Was ist "Stimming"?

Vor- und Zurückwippen, spielen mit den Fingern oder wiederholtes Sprechen von Wörtern und Sätzen: Viele Menschen mit Autismus neigen zu Verhaltensweisen, die in der Öffentlichkeit auffallen. Wie kommt es dazu und haben sie eine Funktion?

„Ticks“ hat (fast) jeder

Es gibt bestimmte Verhaltensweisen, von denen fast jeder Mensch zumindest eine regelmäßig ausführt, ohne dass diese einem offensichtlichen Zweck dienen oder sogar ohne, dass der Mensch es überhaupt bemerkt.

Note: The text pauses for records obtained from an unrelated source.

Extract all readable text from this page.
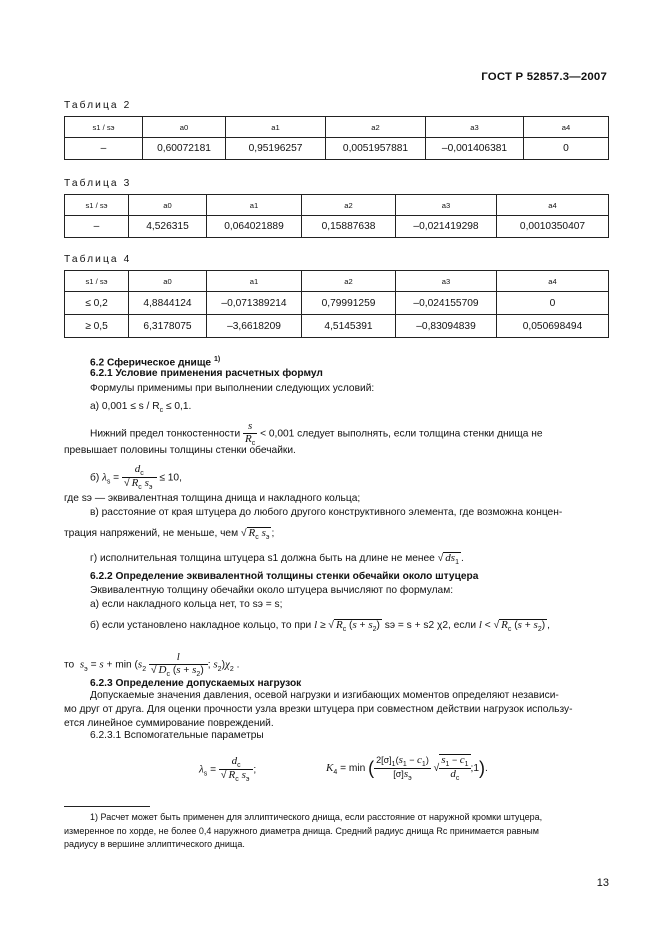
ГОСТ Р 52857.3—2007
Таблица 2
s1 / sэ	a0	a1	a2	a3	a4
–	0,60072181	0,95196257	0,0051957881	–0,001406381	0
Таблица 3
s1 / sэ	a0	a1	a2	a3	a4
–	4,526315	0,064021889	0,15887638	–0,021419298	0,0010350407
Таблица 4
s1 / sэ	a0	a1	a2	a3	a4
≤ 0,2	4,8844124	–0,071389214	0,79991259	–0,024155709	0
≥ 0,5	6,3178075	–3,6618209	4,5145391	–0,83094839	0,050698494
6.2 Сферическое днище $^{1)}$
6.2.1 Условие применения расчетных формул
Формулы применимы при выполнении следующих условий:
а) $0,001 \le s / R_c \le 0,1$.
Нижний предел тонкостенности $\frac{s}{R_c} < 0,001$ следует выполнять, если толщина стенки днища не
превышает половины толщины стенки обечайки.
б) $\lambda_s = \frac{d_c}{√ R_c s_э} \le 10$,
где sэ — эквивалентная толщина днища и накладного кольца;
в) расстояние от края штуцера до любого другого конструктивного элемента, где возможна концен-
трация напряжений, не меньше, чем √ $R_c$ $s_э$ ;
г) исполнительная толщина штуцера s1 должна быть на длине не менее √ $ds_1$ .
6.2.2 Определение эквивалентной толщины стенки обечайки около штуцера
Эквивалентную толщину обечайки около штуцера вычисляют по формулам:
а) если накладного кольца нет, то sэ = s;
б) если установлено накладное кольцо, то при l ≥ √ $R_c$ $(s + s_2)$ sэ = s + s2 χ2, если l < √ $R_c$ $(s + s_2)$ ,
то $s_э = s + \min (s_2 \frac{l}{√ D_c (s + s_2)}$ ; $s_2)\chi_2$ .
6.2.3 Определение допускаемых нагрузок
Допускаемые значения давления, осевой нагрузки и изгибающих моментов определяют независи-
мо друг от друга. Для оценки прочности узла врезки штуцера при совместном действии нагрузок использу-
ется линейное суммирование повреждений.
6.2.3.1 Вспомогательные параметры
$\lambda_s = \frac{d_c}{√ R_c s_э}$ ;	$K_4 = \min$ ( $\frac{2[\sigma]_1(s_1 - c_1)}{[\sigma]s_э}$ √ $\frac{s_1 - c_1}{d_c}$ ;1).
1) Расчет может быть применен для эллиптического днища, если расстояние от наружной кромки штуцера,
измеренное по хорде, не более 0,4 наружного диаметра днища. Средний радиус днища Rc принимается равным
радиусу в вершине эллиптического днища.
13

Dazu gehören Dinge wie Kauen an den Fingernägeln (ob aus Stress oder Langeweile) Wippen mit den Beinen bei längerem Sitzen oder herumspielen mit längeren Haaren oder dem eigenen Bart. Diese Verhaltensweisen sind gesellschaftlich nicht hoch angesehen, aber fallen auch nicht wirklich negativ auf – Zum einen, weil fast jeder ab und zu zu ihnen neigt und zum anderen, weil sie im Regelfall kontrollierbar sind und die meisten sie nur dann ausführen, wenn sie sich unbeobachtet fühlen.

„Stimming“ ist anders

Menschen mit Autismus haben meist ebenfalls solche Verhaltensweisen, aber mit zwei wichtigen Unterschieden: Bei ihnen kommt es weitaus häufiger vor, dass „Ticks“ zum einen stärker ausfallen (zum Beispiel Wippen sie nicht nur mit dem rechten Bein, sondern mit dem ganzen Körper vor und zurück) und zum anderen schwerer zu kontrollieren sind. Hier liegt der Unterschied zwischen den gewöhnlichen „Ticks“ von neurotypischen Menschen und „Stimming“, von dem man im Regelfall fast nur bei Menschen mit Autismus spricht. Der Begriff ist abgeleitet aus dem Englischen „Self-stimulating behavior“, was soviel bedeutet wie „selbst stimulierendes Verhalten“. Ebenfalls aus dem englischen Sprachraum nennt man eine solche einzelne Verhaltensweise einen „Stim“.

Anderssein fällt auf

Die Besonderheit von Stimming gegenüber zum Beispiel gemäßigtem Nägelkauen ist weniger das Verhalten selbst, sondern vor allem die Wirkung, die es auf andere hat. Es gilt vor allem darum, was als gesellschaftlich akzeptabel anerkannt wird und was nicht. Während also Nägelkauen deutlich weniger hygienisch ist, als ständiges Vor- und Zurückwippen während des Sitzens, führt trotzdem meist nur zweiteres zu negativer Aufmerksamkeit in der Öffentlichkeit. Es gibt zwei wichtige Gründe, warum vor allem Menschen mit Autismus zu Stimming neigen: Zum einen fällt ihnen das Kontrollieren dieser Verhaltensweisen oft schwerer. Zum anderen bemerken sie seltener die Zeichen, dass ihr Verhalten negative Reaktionen bei den in ihrer Umgebung Menschen auslöst.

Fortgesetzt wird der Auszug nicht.